Flynn was forced to resign from his new position after it was revealed that he lied to Vice President Pence about conversations he had with Russian Ambassador Sergey Kislyak.
Attorney General Jeff Sessions spoke with Russian Ambassador Sergey Kislyak on two occasions during the presidential election last year despite testifying before the Senate that he had not had any contact with Russian officials during the campaign.
The former Alabama senator and then-foreign policy adviser to Trump first talked with Kislyak in July following an event at the Heritage Foundation in Washington, D.C. A small group of ambassadors had approached Sessions after the event and Kislyak spoke individually with Sessions at that time. Then in September, Kislyak met Sessions at his office on Capitol Hill.
Is this on the same level as Flynn lying to the Vice President and allowing him to go on national television with false information?
Well, it is certainly troubling, and likely, against the law.
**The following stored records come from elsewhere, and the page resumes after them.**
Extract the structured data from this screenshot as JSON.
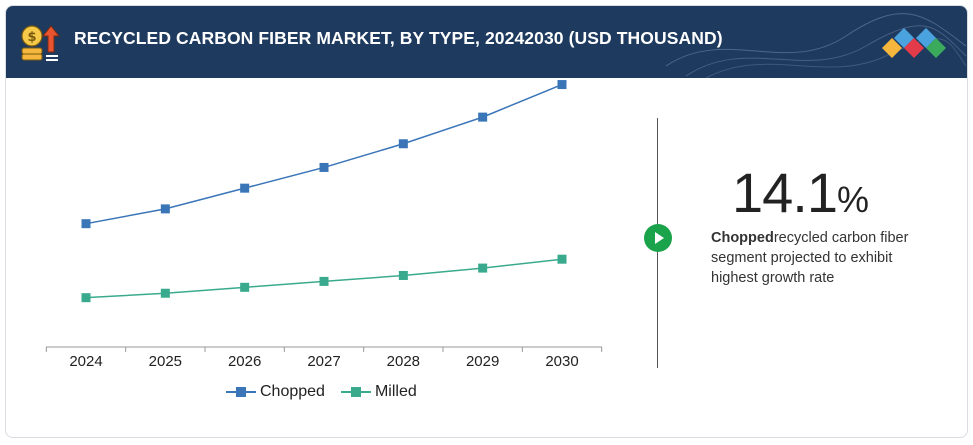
{
  "header": {
    "title": "RECYCLED CARBON FIBER MARKET, BY TYPE, 20242030 (USD THOUSAND)"
  },
  "colors": {
    "header_bg": "#1e3a5f",
    "chopped": "#3a75b8",
    "milled": "#3aaa8e",
    "play": "#1aa34a"
  },
  "icons": {
    "header": "money-growth-icon",
    "logo": "diamond-cluster-logo",
    "play": "play-icon"
  },
  "stat": {
    "value": "14.1",
    "unit": "%",
    "highlight": "Chopped",
    "description": "recycled carbon fiber segment projected to exhibit highest growth rate"
  },
  "chart_data": {
    "type": "line",
    "title": "RECYCLED CARBON FIBER MARKET, BY TYPE, 20242030 (USD THOUSAND)",
    "xlabel": "",
    "ylabel": "",
    "categories": [
      "2024",
      "2025",
      "2026",
      "2027",
      "2028",
      "2029",
      "2030"
    ],
    "ylim": [
      0,
      100
    ],
    "grid": false,
    "legend": "bottom-center",
    "series": [
      {
        "name": "Chopped",
        "values": [
          42,
          47,
          54,
          61,
          69,
          78,
          89
        ]
      },
      {
        "name": "Milled",
        "values": [
          17,
          18.5,
          20.5,
          22.5,
          24.5,
          27,
          30
        ]
      }
    ]
  }
}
Richard Painter, the former White House ethics lawyer for President George W. Bush (from 2005 to 2007) certainly feels it can cause a bit of a legal quandary for Sessions.
Misleading the Senate in sworn testimony about one own contacts with the Russians is a good way to go to jail https://t.co/qH0s6sTMJ9
— Richard W. Painter (@RWPUSA) March 2, 2017
Adding to this is the ongoing drama of the 2016 election hack of Democrat emails. Many still believe the Russians are behind the hacks and the ensuing leaks to the media, with the goal being to bring down Hillary Clinton.
During his confirmation, Sessions told his former colleagues, “I have been called a surrogate at a time or two in that campaign and I did not have communications with the Russians.”
Justice officials added that Sessions did not believe his conversations with Kislyak were relevant to the committee because he met about senatorial issues, not campaign ones.
And there are some who would say that during his confirmation hearing, the attending senators should have been given the option of deciding how relevant the information was.
Now we wait to see Trump’s reaction.
It has been a tumultuous start to his presidency, with the bulk of the troubles originating from inside the administration.
With the shadow of the Kremlin close at his back, President Trump needs to deal with this now, and the world will be watching to see if his newfound presidential swagger from Tuesday night was a fluke, or has he really gotten the feel for the job?